Dwa tygodnie temu Alior Bank poinformował (raport 40/2013), że dziesięcioro kluczowych pracowników/insiderów (w tym prezes, wiceprezesi i przewodnicząca rady nadzorczej) dokonało sprzedaży pakietu 678 856 akcji po 87,2 zł za sztukę wartego blisko 59,2 mln zł.
Sama transakcja miała miejsce 1. października, a jej kontrowersyjność najlepiej widać w kontekście rynkowym, kiedy spojrzymy na wykres spółki (kliknij w obrazek, aby powiększyć):
Dramatyzm sytuacji podkreśla fakt, że ledwie w czwartek rano kurs akcji banku po raz pierwszy w historii przekroczył poziom 100 zł (maksimum na 100,5), aby jeszcze tego samego dnia zacząć się wyraźnie osuwać. W piątek możemy już mówić o prawdziwym krachu - notowania akcji banku otworzyły się z wielką luką w dół, aby zakończyć tydzień na poziomie zaledwie 73,3 zł. Inaczej mówiąc - od czwartkowego szczytu straciły aż 27 procent.
Co stoi za krachem?
Czwartkowy raport po sesji giełdowej. Alior Bank przyznał w nim, że zgodnie z zaleceniami KNF z marca tego roku (po wymianie korespondencji) dokona zmiany księgowania przychodów z tytułu ubezpieczeń, co bardzo negatywnie wpłynie na wynik finansowy banku za III kwartał 2013 roku. Zysk netto spadnie o ok. 105 mln zł, a kapitały własne banku obniżą się o ok. 330 mln zł.

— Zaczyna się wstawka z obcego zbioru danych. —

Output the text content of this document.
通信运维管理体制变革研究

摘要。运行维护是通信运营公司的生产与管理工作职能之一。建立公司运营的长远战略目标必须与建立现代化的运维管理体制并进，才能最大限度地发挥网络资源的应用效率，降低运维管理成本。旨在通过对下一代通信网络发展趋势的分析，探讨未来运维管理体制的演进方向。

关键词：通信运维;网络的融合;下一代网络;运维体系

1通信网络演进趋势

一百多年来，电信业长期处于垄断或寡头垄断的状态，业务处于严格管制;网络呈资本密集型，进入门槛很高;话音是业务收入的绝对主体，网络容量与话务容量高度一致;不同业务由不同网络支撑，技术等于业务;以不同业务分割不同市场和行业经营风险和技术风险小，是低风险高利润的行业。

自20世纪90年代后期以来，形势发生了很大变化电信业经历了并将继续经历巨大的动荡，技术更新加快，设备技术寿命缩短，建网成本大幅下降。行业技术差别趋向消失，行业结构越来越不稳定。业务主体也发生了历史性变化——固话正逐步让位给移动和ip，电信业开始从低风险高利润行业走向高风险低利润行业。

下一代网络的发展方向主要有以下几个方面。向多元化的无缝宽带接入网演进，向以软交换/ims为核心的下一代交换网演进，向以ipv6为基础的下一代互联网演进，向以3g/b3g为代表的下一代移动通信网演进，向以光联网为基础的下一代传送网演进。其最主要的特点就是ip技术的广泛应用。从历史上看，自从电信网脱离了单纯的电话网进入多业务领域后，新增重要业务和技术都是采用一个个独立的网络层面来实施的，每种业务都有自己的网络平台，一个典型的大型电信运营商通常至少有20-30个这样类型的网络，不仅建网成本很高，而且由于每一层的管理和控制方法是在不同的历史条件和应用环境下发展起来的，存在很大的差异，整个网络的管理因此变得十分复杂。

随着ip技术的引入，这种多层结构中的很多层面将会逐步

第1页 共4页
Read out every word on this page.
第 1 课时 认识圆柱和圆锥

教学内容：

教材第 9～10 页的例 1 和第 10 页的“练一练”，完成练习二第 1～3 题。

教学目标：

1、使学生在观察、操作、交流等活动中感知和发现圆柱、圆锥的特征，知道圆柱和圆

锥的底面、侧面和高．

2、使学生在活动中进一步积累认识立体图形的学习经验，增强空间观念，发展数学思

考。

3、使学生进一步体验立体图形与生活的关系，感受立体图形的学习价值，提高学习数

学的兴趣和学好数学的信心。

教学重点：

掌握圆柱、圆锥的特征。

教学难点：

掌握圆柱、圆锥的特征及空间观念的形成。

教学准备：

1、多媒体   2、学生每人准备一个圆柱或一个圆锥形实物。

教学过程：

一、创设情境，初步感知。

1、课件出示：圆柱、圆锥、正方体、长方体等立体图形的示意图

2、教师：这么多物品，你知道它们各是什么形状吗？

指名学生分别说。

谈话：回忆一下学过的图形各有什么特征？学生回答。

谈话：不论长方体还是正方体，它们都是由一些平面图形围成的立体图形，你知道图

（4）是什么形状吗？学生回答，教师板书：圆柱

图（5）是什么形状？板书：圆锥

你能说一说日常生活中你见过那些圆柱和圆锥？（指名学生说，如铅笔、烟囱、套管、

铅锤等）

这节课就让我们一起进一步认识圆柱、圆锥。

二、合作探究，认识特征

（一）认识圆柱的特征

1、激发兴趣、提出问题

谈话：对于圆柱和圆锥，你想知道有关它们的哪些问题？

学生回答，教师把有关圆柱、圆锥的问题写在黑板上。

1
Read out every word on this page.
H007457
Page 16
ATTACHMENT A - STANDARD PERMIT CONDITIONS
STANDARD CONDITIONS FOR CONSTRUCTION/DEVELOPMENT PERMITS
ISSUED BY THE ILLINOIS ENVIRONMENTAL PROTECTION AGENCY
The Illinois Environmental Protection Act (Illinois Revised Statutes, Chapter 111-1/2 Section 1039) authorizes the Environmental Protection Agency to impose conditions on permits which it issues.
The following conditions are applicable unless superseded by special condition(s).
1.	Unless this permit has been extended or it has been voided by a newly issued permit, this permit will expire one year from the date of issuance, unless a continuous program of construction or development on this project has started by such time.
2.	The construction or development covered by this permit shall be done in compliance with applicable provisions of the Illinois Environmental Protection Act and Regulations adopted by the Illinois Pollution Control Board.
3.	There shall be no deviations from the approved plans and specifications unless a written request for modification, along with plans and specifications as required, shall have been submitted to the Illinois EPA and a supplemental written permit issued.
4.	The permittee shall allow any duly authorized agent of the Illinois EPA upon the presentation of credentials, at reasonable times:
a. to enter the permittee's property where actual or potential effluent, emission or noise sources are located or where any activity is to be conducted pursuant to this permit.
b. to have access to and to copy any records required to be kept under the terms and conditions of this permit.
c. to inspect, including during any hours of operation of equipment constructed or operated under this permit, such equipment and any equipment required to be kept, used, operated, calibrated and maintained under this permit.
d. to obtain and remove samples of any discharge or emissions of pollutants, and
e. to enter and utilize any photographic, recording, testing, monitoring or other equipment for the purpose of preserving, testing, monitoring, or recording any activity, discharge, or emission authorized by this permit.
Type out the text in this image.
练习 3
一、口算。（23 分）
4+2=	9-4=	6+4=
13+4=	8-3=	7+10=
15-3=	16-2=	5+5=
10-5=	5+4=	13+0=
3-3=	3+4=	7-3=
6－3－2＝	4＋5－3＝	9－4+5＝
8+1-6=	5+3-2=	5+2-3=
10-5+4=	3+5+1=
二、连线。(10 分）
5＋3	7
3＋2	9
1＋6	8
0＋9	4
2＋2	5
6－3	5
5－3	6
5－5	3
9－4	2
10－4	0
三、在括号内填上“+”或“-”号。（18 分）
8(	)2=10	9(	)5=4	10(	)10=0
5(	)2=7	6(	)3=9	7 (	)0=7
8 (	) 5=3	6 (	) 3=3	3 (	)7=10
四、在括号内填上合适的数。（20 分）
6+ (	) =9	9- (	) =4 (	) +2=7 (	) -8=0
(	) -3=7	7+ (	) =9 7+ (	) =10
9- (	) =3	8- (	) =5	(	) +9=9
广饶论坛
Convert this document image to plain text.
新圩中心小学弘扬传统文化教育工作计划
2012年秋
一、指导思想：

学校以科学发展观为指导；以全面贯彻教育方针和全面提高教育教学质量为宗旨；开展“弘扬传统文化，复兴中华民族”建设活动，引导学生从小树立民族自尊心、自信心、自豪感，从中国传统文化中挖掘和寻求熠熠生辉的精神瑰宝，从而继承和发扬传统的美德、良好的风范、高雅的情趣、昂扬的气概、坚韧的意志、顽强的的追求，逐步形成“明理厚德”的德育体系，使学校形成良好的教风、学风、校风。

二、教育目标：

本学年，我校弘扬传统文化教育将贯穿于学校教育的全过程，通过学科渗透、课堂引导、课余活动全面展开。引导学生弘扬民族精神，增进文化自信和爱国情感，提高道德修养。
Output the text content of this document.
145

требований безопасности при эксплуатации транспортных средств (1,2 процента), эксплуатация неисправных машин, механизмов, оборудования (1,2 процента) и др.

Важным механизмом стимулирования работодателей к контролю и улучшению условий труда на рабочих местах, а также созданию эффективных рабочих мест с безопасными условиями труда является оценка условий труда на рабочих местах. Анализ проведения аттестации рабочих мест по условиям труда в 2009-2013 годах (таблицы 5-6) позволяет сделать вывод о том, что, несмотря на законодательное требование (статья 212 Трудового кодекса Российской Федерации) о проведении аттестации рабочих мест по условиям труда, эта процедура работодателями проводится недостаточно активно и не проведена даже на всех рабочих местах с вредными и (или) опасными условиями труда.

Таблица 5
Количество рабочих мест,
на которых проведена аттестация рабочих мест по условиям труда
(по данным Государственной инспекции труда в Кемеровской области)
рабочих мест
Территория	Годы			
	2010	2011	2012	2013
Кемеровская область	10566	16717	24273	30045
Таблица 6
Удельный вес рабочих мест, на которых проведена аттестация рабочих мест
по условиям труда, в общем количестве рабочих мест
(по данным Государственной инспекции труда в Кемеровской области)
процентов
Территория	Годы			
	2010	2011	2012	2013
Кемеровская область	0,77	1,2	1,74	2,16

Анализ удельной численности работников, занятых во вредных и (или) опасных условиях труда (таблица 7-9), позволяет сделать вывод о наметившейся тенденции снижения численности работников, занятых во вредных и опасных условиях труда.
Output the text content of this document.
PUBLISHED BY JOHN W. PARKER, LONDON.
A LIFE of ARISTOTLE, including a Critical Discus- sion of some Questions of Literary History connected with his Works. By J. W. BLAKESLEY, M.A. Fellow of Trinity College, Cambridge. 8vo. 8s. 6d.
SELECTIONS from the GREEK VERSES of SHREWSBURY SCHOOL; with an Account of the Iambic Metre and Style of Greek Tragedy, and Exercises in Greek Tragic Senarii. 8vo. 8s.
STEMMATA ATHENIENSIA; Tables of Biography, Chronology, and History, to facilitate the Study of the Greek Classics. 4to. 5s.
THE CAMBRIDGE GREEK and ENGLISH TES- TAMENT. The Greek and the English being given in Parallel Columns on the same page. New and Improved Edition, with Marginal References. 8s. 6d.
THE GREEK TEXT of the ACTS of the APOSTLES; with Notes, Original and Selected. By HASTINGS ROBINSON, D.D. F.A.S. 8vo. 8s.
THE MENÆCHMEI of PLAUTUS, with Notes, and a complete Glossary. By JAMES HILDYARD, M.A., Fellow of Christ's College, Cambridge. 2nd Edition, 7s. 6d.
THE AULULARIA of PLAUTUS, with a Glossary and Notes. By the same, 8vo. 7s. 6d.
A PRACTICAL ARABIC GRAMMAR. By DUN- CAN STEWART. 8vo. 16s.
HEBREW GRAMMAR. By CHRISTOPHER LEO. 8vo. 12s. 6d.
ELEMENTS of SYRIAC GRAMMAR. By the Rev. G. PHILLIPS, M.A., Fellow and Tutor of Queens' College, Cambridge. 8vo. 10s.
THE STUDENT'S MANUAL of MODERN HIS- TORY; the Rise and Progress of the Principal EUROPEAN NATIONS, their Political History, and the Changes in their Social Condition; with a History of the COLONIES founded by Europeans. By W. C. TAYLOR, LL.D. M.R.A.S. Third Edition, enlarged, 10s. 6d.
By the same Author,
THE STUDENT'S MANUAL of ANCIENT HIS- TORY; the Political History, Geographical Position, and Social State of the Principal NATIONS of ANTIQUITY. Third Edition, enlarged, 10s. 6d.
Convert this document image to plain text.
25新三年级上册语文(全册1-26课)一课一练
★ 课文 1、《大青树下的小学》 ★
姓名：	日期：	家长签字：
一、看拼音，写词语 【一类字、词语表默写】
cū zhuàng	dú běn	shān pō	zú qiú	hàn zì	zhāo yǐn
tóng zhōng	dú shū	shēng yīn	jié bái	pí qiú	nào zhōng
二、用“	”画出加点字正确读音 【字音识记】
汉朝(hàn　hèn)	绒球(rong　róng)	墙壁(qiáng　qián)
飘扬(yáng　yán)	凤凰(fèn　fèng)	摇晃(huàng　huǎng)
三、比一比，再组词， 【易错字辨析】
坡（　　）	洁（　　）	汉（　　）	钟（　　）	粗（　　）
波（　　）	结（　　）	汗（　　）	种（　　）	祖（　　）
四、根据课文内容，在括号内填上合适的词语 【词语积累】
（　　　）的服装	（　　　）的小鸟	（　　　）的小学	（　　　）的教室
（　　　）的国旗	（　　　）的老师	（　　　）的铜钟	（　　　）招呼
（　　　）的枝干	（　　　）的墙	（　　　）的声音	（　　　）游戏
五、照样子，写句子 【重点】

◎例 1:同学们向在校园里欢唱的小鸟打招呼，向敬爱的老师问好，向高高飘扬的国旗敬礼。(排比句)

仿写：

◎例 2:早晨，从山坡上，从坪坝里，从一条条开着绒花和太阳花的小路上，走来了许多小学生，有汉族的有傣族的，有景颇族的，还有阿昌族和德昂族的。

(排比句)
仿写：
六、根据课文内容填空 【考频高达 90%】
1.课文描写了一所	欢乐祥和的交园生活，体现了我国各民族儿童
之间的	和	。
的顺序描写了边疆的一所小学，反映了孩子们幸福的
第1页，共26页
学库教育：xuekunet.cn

W tym świetle ostatnie transakcje zarządu nie wyglądają najlepiej, a były szef KNF Stanisław Kluza grzmiał wczoraj w Polskim Radiu - Zachodzi wiec pytanie, czy ta wyprzedaż nie jest przypadkiem efektem spadku zaufania do tego podmiotu, albo w ogóle do spółek notowanych na rynku regulowanym. Patrząc na tą sytuację od strony nadzorczej, wydaje mi się, że istnieje kilka kwestii, które trzeba zdecydowanie wyjaśnić. Po pierwsze, czy w związku z tak dużym zdarzeniem (wymuszenie na banku sposobu księgowania przychodów z tytułu bancassuarance), miała miejsce kara dla zarządu i druga kwestia, gdyż takich spraw nie załatwia się w jeden dzień, to musiało się toczyć miesiąc, dwa, trzy, to jeśli tak było, to konieczne jest ustalenie, czy i w jaki sposób dochodziło do sprzedaży dużych pakietów akcji banku, chociażby w okresie ostatniego kwartału.
Czyżby w Alior Banku szykowała się grubsza afera?
Poczekamy, co zrobi nadzór finansowy. Tymczasem w piątek kilka innych banków dostało rykoszetem z powodu obaw o stosowanie przez nie podobnych praktyk:
Na razie są to jedynie niepotwierdzone plotki.
Czy straty na akcjach Alior Banku dało się uniknąć?
Moim zdaniem było to bardzo trudne. Sprzedaż akcji przez zarząd wynikała z wygaśnięcia lock-upu (15 września), a pozbyto się tylko części walorów.
Poza tym aż do czwartkowego ranka kurs pięknie rósł i przebił 100 zł (ciekawostka - wczoraj Google po raz pierwszy powyżej 1000 USD), doskonale wpisując się w hossę bankową. Potem nastąpiła korekta, a po sesji wpadło info o księgowaniu ubezpieczeń. W piątek notowania wystartowały po wielkiej luce w dół z 93,9 na 75 zł i żadne stop-lossy na wiele się tu nie zdały. Jeżeli ktoś ciął straty, musiały być one bolesne w porównaniu z pięknym czwartkowym początkiem.
Zastanawia tylko panika na akcjach Aliora. Jeśli chodziłoby tylko o jednorazową operację księgową, skala przeceny wygląda nienaturalnie. I niektórzy mówią, że to jest wręcz doskonała okazja do tanich zakupów.
Ciężko mi ocenić i bardzo ciekawie zapowiada się poniedziałkowa sesja. Zarówno jeśli chodzi o Alior Bank, jak też Millennium czy Getiny.